AI Benchmarks Reveal Significant Vulnerability Exploitation in Smart Contracts

In a groundbreaking development, OpenAI and crypto investment firm Paradigm have introduced EVMbench, a new benchmark designed to evaluate the proficiency of AI agents in identifying, fixing, and exploiting security vulnerabilities within Ethereum smart contracts. This dataset encompasses 120 vulnerabilities, sourced from 40 real-world security audits, providing a comprehensive test for AI capabilities.
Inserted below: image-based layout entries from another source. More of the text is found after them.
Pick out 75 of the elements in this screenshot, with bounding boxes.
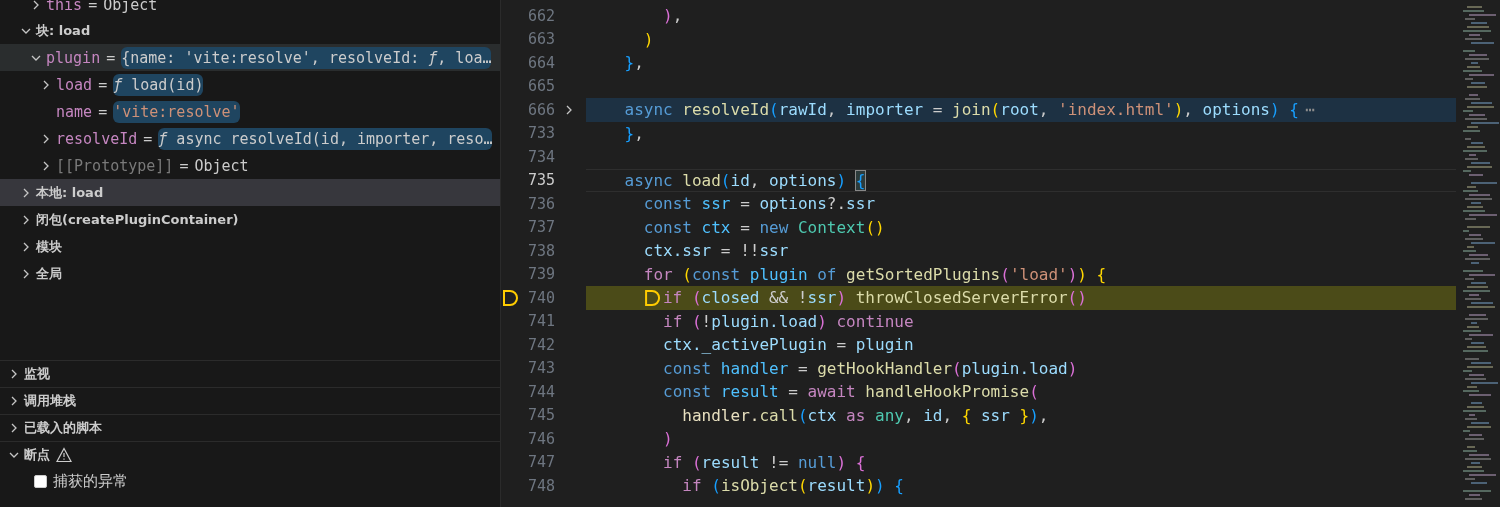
variable-name: resolveId (56, 129, 138, 148)
line-number: 663 (526, 30, 555, 49)
variable-name: [[Prototype]] (56, 156, 174, 175)
line-number: 664 (526, 53, 555, 72)
breakpoint-icon[interactable] (643, 288, 663, 307)
line-number: 746 (526, 429, 555, 448)
code-line: const handler = getHookHandler(plugin.load) (662, 358, 1078, 378)
scope-label[interactable]: 模块 (36, 237, 62, 256)
code-line: }, (623, 123, 644, 143)
code-line: handler.call(ctx as any, id, { ssr }), (681, 405, 1049, 425)
code-line: if (isObject(result)) { (681, 476, 904, 496)
scope-label[interactable]: 全局 (36, 264, 62, 283)
equals-sign: = (106, 48, 116, 67)
code-line: ctx.ssr = !!ssr (642, 241, 789, 261)
section-title: 已载入的脚本 (24, 419, 102, 437)
line-number: 735 (526, 171, 555, 190)
code-line: }, (623, 53, 644, 73)
scope-label[interactable]: 块: load (36, 21, 91, 40)
code-line: if (!plugin.load) continue (662, 311, 914, 331)
line-number: 733 (526, 124, 555, 143)
line-number: 666 (526, 100, 555, 119)
code-line: for (const plugin of getSortedPlugins('load')) { (642, 264, 1107, 284)
line-number: 744 (526, 382, 555, 401)
code-line: ) (662, 429, 673, 449)
variable-value: Object (194, 155, 249, 177)
line-number: 737 (526, 218, 555, 237)
section-header[interactable]: 断点 (0, 441, 500, 468)
hovered-row[interactable]: plugin = {name: 'vite:resolve', resolveId: ƒ, loa… (0, 44, 500, 71)
checkbox-label: 捕获的异常 (53, 472, 128, 491)
section-title: 调用堆栈 (24, 392, 76, 410)
line-number: 743 (526, 359, 555, 378)
section-title: 监视 (24, 365, 50, 383)
selected-row[interactable]: 本地: load (0, 179, 500, 206)
line-number: 738 (526, 241, 555, 260)
variable-value: 'vite:resolve' (113, 100, 240, 123)
equals-sign: = (179, 156, 189, 175)
variable-value: {name: 'vite:resolve', resolveId: ƒ, loa… (121, 46, 492, 69)
line-number: 665 (526, 77, 555, 96)
variable-name: name (56, 102, 93, 121)
breakpoint-icon[interactable] (502, 288, 520, 307)
code-line: async resolveId(rawId, importer = join(root, 'index.html'), options) { ⋯ (623, 100, 1315, 120)
line-number: 748 (526, 476, 555, 495)
checkbox[interactable] (34, 475, 47, 488)
code-line: if (result != null) { (662, 452, 866, 472)
line-number: 734 (526, 147, 555, 166)
scope-label[interactable]: 闭包(createPluginContainer) (36, 210, 239, 229)
code-line: ) (642, 29, 654, 49)
code-line: ctx._activePlugin = plugin (662, 335, 914, 355)
line-number: 739 (526, 265, 555, 284)
section-title: 断点 (24, 446, 50, 464)
line-number: 736 (526, 194, 555, 213)
line-number: 662 (526, 6, 555, 25)
code-line: const result = await handleHookPromise( (662, 382, 1039, 402)
code-line: if (closed && !ssr) throwClosedServerError() (586, 288, 1087, 308)
code-line: const ctx = new Context() (642, 217, 885, 237)
line-number: 747 (526, 453, 555, 472)
variable-name: load (56, 75, 93, 94)
equals-sign: = (143, 129, 153, 148)
variable-value: ƒ async resolveId(id, importer, reso… (158, 127, 493, 150)
scope-label[interactable]: 本地: load (36, 183, 104, 202)
line-number: 741 (526, 312, 555, 331)
code-line: const ssr = options?.ssr (642, 194, 875, 214)
code-line: ), (662, 6, 683, 26)
section-header[interactable]: 调用堆栈 (0, 387, 500, 414)
line-number: 745 (526, 406, 555, 425)
equals-sign: = (98, 102, 108, 121)
variable-value: ƒ load(id) (113, 73, 204, 96)
section-header[interactable]: 监视 (0, 360, 500, 387)
equals-sign: = (98, 75, 108, 94)
line-number: 740 (526, 288, 555, 307)
section-header[interactable]: 已载入的脚本 (0, 414, 500, 441)
equals-sign: = (88, 0, 98, 14)
variable-name: plugin (46, 48, 101, 67)
line-number: 742 (526, 335, 555, 354)
code-line: async load(id, options) { (623, 170, 866, 190)
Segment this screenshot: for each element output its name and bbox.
The most advanced test scenario requires AI agents to autonomously interact with a local blockchain to execute attacks. Among the AI models tested, GPT-5.3-Codex demonstrated impressive results, successfully exploiting 72% of the vulnerabilities and resolving 41.5% of them. In terms of vulnerability detection, Claude Opus 4.6 led the pack with a 45.6% success rate.

According to the researchers, the primary challenge for AI agents lies in detecting vulnerabilities within extensive codebases. When agents received hints regarding the locations of vulnerabilities, the success rates for exploitation surged from 63% to 96%, while fix rates increased from 39% to 94%.

Considering the massive $100 billion locked in smart contracts, the study highlights both an opportunity to enhance security and a potential threat if such AI capabilities are misused. These findings underscore the critical importance of safeguarding smart contract systems against advanced AI exploitation.